Weserhalle is pleased to present the first solo-show in Germany by the Berlin based artist Emil Urbanek titled In Pears, showcasing a series of new paintings that focus on the “examination of being” and reflect on different stages of identity.
In their characteristic painterly style that is reminiscent of both analogue photography and vanitas, a form of still life painting which focuses on the transience of life, they introduce characters and objects that find themselves in obscure moments of intimacy. By playing with components such as blurriness, grain and lighting, Urbanek creates a dynamic in their works that suggests traces of movement similar to long-exposure photography. Simultaneously the work evokes a nostalgic feeling: On the one hand, the visual surface is reminiscent of colourised black-and-white photographs, and on the other hand, we find an archival quality that is associated with the medium of photography.
Urbanek creates a space that seemingly exists between memory and change, standstill and movement, with a strong focus on the topic of gender, in which they plant one of their key motifs – the bush. It appears both front and centre and in some cases, almost hidden in the background behind wandering characters, unbound by time and space.
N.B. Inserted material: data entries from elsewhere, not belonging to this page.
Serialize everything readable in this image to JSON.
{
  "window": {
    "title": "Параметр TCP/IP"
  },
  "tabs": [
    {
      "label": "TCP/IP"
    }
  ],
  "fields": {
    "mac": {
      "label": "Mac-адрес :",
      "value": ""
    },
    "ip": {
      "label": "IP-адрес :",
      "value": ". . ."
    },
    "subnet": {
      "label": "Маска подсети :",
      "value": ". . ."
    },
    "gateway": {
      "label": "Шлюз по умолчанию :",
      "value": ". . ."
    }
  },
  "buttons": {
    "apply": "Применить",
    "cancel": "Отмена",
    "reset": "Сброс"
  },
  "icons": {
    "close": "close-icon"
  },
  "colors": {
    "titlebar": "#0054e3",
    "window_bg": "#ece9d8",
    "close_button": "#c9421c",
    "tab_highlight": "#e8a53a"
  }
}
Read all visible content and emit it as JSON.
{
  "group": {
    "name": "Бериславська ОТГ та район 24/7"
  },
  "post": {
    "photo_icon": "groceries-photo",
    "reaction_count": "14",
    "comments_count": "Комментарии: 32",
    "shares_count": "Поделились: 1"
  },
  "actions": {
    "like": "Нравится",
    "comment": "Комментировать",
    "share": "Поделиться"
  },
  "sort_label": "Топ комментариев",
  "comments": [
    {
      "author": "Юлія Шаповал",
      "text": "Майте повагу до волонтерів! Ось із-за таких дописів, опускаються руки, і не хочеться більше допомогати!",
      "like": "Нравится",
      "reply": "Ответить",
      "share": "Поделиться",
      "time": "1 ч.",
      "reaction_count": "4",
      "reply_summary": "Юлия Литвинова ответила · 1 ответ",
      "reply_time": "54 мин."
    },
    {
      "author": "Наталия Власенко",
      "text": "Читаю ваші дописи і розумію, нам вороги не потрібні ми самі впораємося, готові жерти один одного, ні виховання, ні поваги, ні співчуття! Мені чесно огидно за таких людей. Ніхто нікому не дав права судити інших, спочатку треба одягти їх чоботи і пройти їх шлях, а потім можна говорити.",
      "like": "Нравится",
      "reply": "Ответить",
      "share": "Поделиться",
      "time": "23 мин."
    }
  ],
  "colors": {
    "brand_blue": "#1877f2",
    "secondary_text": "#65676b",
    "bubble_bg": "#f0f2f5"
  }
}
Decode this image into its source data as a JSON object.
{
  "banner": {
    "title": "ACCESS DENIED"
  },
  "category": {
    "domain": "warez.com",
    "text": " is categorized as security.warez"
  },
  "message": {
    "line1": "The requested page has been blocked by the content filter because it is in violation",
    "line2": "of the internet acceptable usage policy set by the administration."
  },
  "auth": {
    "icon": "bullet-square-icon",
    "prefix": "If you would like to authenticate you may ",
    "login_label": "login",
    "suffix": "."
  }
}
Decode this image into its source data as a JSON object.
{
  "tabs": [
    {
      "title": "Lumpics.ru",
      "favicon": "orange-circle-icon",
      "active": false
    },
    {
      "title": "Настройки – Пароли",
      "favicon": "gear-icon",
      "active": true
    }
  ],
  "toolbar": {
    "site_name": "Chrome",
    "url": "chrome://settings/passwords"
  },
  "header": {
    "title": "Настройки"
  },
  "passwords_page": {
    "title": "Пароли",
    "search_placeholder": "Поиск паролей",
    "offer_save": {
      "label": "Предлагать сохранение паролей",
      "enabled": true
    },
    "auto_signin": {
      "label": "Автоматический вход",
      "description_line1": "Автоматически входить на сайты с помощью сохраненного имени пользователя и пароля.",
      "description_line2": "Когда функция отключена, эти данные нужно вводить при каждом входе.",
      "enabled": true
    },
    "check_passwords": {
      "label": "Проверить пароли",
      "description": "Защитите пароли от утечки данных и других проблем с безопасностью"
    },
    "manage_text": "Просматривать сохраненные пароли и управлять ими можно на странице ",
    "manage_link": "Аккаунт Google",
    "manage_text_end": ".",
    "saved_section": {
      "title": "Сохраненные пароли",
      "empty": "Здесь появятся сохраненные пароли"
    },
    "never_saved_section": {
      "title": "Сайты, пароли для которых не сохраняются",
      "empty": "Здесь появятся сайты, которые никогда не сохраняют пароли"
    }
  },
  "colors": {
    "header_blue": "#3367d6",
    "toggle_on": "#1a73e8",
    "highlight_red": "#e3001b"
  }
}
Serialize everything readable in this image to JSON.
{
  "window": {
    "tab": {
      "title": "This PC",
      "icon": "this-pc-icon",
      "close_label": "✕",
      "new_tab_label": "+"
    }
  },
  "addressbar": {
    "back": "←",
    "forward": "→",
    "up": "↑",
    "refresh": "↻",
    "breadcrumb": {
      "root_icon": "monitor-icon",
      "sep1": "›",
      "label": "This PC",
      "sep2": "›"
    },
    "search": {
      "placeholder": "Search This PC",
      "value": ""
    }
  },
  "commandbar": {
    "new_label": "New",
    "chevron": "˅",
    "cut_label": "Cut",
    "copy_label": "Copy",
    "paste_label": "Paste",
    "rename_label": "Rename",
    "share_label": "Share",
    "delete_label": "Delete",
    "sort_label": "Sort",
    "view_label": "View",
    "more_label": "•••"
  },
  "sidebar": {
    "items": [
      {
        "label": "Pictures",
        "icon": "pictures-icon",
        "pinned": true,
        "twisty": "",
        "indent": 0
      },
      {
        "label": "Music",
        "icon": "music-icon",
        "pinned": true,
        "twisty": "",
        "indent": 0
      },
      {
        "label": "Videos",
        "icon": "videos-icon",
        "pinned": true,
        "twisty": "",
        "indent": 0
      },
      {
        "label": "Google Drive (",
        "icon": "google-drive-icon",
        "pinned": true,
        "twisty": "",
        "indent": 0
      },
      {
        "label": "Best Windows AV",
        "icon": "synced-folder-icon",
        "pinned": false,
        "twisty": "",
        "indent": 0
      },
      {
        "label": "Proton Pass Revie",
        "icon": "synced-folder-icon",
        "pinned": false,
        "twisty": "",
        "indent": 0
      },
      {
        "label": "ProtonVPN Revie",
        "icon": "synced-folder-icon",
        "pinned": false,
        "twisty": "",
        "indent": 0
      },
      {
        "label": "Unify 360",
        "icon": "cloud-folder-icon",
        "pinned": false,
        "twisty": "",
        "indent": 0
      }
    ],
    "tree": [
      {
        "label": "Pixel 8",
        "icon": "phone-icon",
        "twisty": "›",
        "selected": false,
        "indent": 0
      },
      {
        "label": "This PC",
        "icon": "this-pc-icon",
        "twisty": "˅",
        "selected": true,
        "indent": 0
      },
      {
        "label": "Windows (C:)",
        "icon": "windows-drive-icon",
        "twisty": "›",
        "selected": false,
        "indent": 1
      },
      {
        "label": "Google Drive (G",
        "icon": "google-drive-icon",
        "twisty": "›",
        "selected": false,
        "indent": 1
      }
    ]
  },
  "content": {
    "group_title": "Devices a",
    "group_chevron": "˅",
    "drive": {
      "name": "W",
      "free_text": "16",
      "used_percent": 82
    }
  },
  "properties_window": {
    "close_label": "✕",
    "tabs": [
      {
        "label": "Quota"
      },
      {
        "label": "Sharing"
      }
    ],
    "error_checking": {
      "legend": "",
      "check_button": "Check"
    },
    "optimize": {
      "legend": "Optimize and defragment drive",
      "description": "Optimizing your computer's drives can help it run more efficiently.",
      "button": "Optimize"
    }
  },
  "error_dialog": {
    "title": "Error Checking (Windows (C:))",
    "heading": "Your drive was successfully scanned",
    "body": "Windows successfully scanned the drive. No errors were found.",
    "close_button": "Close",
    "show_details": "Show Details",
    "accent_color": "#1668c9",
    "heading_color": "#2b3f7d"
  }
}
By painting the bush Urbanek perceives a possibility to outsource memories of an alternate version of oneself. One, that was left behind but keeps existing in the background. It can be re-visited as a disconnected part of oneself and as bushes are arguably perfect hideouts, depicts a potential for unexpected and like-minded encounters.
The bush also enables a simultaneous presence of a figure and its counterpart realities, therefore allowing them to physically interact. As Urbanek continuously tends to the metaphoric bush in their painterly position, it has come to bare fruits in the form of pears. To domesticate and harvest these fruit narratively becomes an act of bodily autonomy.
The pear for Urbanek is an odd-shaped fruit, that is more sensitive and less popular when compared to favourites such as the apple. It draws many parallels with what they witness in how the queer community co-exists in a heteronormative world. The fruit again draws a connection to the vanitas sujet, as it is often represented in classical still life painting. But Urbanek reappropriates the idea of vanitas as a depiction of the circle of life and death and interprets it as a moment of in-betweenness. A place where the unreal, the real and the not-yet-real meet and exist in Pears.